AN EXTRAORDINARY ALLY
The moral and political analysis contained in this document, and imposed by it, is point by point identical to the position long advanced in this Country by right-to- life activists of the “hard-line” stripe and by a small handful of publications (this newspaper being, by the grace of God, one of them). Recollect the main points:
(1) abortion must be opposed from fertilization; (2) it must be opposed politically as well as morally; (3) a pro-life politics must reject the dominant, secularist conceptions of the common good; (4) a law which recognizes the licity of abortion, even in principle, is immoral, such that no Christian can conform to it, favor it, vote for it, nor collaborate in its application; (5) a massive effort to provide women with alternatives to abortion must be accompanied with a massive effort of moral reeducation; (6) there can be no peace with the “contraceptive mentality.” Is this the way America magazine talks?
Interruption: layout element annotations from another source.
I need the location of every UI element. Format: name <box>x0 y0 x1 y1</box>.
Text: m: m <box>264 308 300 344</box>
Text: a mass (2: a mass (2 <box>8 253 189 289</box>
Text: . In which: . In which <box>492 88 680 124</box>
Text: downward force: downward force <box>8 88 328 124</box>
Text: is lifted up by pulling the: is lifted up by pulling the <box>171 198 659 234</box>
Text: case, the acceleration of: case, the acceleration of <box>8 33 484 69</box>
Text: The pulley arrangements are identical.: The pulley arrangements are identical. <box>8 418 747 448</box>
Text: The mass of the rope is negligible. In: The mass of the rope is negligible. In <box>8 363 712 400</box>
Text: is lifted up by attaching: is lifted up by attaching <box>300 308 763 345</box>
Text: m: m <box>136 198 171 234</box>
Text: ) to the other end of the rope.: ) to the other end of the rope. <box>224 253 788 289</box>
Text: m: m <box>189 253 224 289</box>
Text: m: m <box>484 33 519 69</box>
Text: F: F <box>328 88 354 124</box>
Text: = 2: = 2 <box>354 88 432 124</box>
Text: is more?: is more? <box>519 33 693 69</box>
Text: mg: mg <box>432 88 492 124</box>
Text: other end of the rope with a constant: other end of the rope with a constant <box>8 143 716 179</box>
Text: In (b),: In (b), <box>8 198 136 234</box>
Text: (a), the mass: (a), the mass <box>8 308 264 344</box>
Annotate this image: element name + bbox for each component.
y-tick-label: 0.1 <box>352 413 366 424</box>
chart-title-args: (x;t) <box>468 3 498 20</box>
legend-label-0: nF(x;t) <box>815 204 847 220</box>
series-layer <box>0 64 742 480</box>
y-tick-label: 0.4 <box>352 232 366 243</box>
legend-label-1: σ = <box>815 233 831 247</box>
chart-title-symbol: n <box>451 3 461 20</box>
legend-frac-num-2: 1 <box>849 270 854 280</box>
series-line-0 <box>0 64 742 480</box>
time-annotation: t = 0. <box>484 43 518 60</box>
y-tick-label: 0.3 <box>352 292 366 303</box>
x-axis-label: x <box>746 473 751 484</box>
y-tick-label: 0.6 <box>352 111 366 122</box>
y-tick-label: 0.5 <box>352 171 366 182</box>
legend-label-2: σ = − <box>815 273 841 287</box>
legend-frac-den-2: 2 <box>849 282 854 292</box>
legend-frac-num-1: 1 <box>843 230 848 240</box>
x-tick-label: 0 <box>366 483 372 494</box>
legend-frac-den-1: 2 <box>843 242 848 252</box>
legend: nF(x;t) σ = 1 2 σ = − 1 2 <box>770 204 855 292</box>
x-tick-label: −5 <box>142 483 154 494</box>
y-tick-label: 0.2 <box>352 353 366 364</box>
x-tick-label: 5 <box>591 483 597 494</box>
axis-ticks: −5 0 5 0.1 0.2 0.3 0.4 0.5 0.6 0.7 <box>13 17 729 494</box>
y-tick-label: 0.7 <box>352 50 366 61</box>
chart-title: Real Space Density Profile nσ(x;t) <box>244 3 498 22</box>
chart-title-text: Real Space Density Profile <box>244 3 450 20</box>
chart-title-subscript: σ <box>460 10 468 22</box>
Or the Network? Or Fr. Drinan? Or Msgr. McHugh? Is it not, rather, exactly the way Life Lobby talks, and the U.S. Coalition for Life, and The Wanderer, and perhaps the new leadership of the NRLC? Indeed, these latter groups — we hard-liners — have looked pretty isolated until now, pretty likely to be swept aside in the grand talk of “compromise” and of “more sophisticated” strategy. But now we have been vindicated in the most striking way. Point by point, our moral and political approach has been seconded by an extraordinary ally: the only ally on Earth who can communicate to our efforts — by every worldly yardstick weak — the unworldly strength of an Apostolic Benediction.